Roland Koslowski, Ratsherr der Partei Die Linke im Hammer Stadtrat, ist sauer, wenn er auf die Sitzung am 23. Februar zurückblickt: „Das Vorgehen der Verwaltung ist eine Unverschämtheit, nicht demokratisch und eher Gutsherrenart.“ Im Anschluss an das Referat von Luzar sollte der Ausschuss über eine Beschlussvorlage der Verwaltung abstimmen. Deren Inhalt: die Bewilligung eines städtischen Eigenanteils von 157.080 Euro, mit dem die Arbeit des neu zu schaffenden Projektes „No Trouble! Trainings- und Beratungsmethoden zur Deradikalisierung und Ausstiegshilfe“ beim Deutschen Roten Kreuz Kreisverband Hamm e.V. bezuschusst werden sollte. Der städtische Eigenanteil ist Voraussetzung für die Förderung des bis 2019 laufenden „Modellprojekts“ aus den Mitteln des Bundesprogramms „Demokratie leben!“, welches 80 Prozent der mit 785.000 Euro veranschlagten Summe stellt.

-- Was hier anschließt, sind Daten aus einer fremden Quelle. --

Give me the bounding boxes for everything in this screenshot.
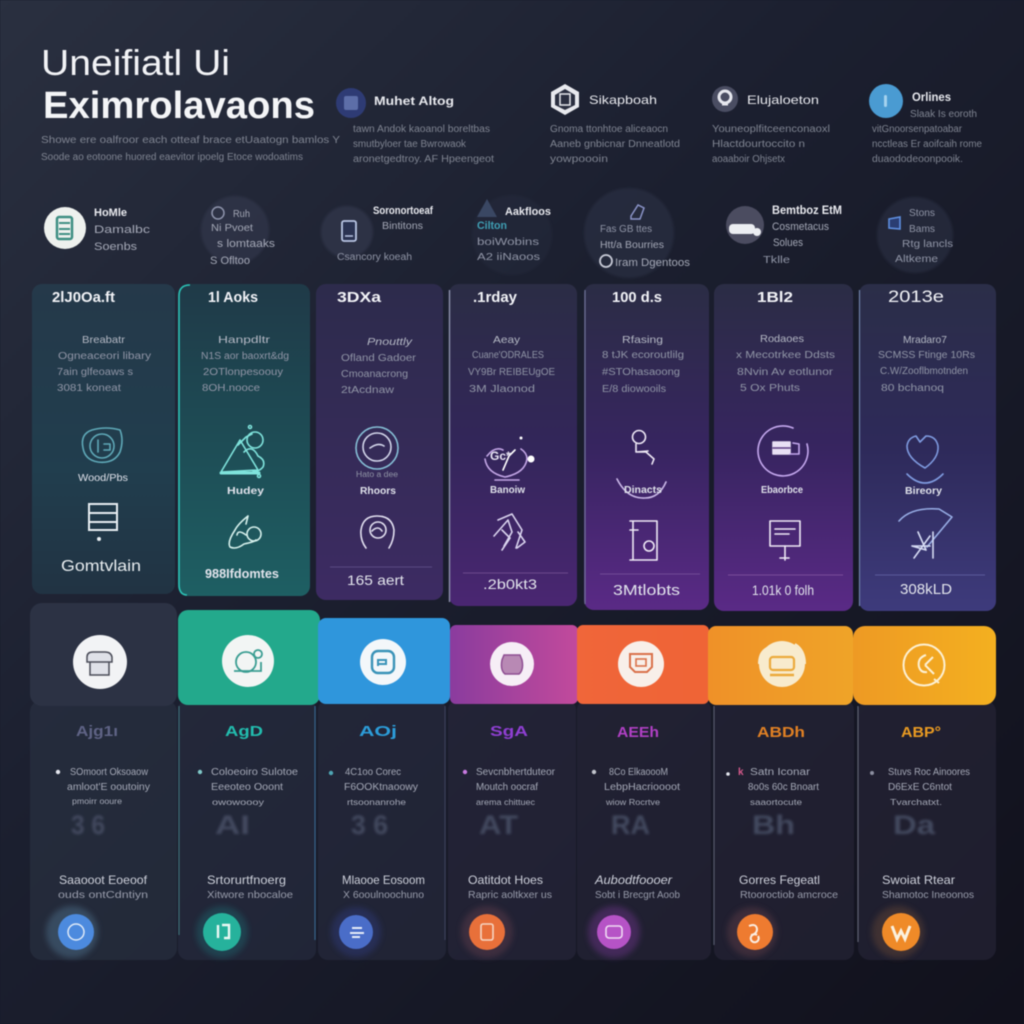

Doch die Mitglieder des Ausschusses wurden vor der Sitzung nur unzureichend informiert. Nach Angaben von Koslowski erhielten sie das 98-seitige Gutachten lediglich als Tischvorlage, die Beschlussvorlage wurde ihnen erst am Tag der Sitzung vorgelegt. Eine gründliche Auseinandersetzung mit dem Gutachten und dem Projekt „No trouble!“ war ihnen also nicht möglich. Dennoch stimmten sie geschlossen für die Vorlage der Verwaltung, auch weil man, so Koslowski, das Gefühl hatte, nicht gegen ein Programm gegen Rechtsextremismus stimmen zu können. Erst nach der Entscheidung äußerten Die Linke und die Grünen deutliche Kritik.

Geschicktes Timing

Wenige Tage nach der Sitzung wurde der Antrag für „No trouble!“ endgültig bewilligt. „Der Zuwendungsbescheid an den Träger wurde am 26.02.2015 erstellt und per Post versandt“, teilt das für das Bundesprogramm „Demokratie leben!“ verantwortliche Bundesfamilienministerium auf Anfrage der LOTTA mit. Es drängt sich der Verdacht auf, dass die Stadtverwaltung absichtlich einen Zeitplan erstellte, der eine öffentliche Diskussion über die Sinnhaftigkeit des Projektes bis zur Entscheidung beim Bundesfamilienministerium verhinder­te. Während Luzar in ihrem Gutachten ausdrücklich die Einrichtung einer „Fachstelle zur Förderung von Deradikalisierungsprozessen“ empfiehlt, nutzt die Stadtverwaltung das Gutachten ihrerseits als Legitimation: „Das Extremismus-Gutachten des Instituts für interdisziplinäre Konflikt- und Gewaltforschung der Universität Bielefeld empfiehlt als Maßnahme für die Jugendhilfe ein Ausstiegsprojekt für extremistische und radikalisierte Jugendliche. Die Verwaltung greift die Projektempfehlung auf und empfiehlt eine Kofinanzierung des Projektes ‘No Trouble!’.“

Das Institut für interdisziplinäre Konflikt- und Gewaltforschung (IKG) war jedoch nicht an der Erstellung des Gutachtens beteiligt. Institutsleiter Andreas Zick erklärte auf Anfrage der LOTTA: „Frau Luzar ist schon länger nicht mehr Mitarbeiterin des IKG. Wir kennen das Gutachten nicht und können das gar nicht beurteilen.“ Die Verantwortung für das Gutachten tragen demnach alleine die beiden Autorinnen.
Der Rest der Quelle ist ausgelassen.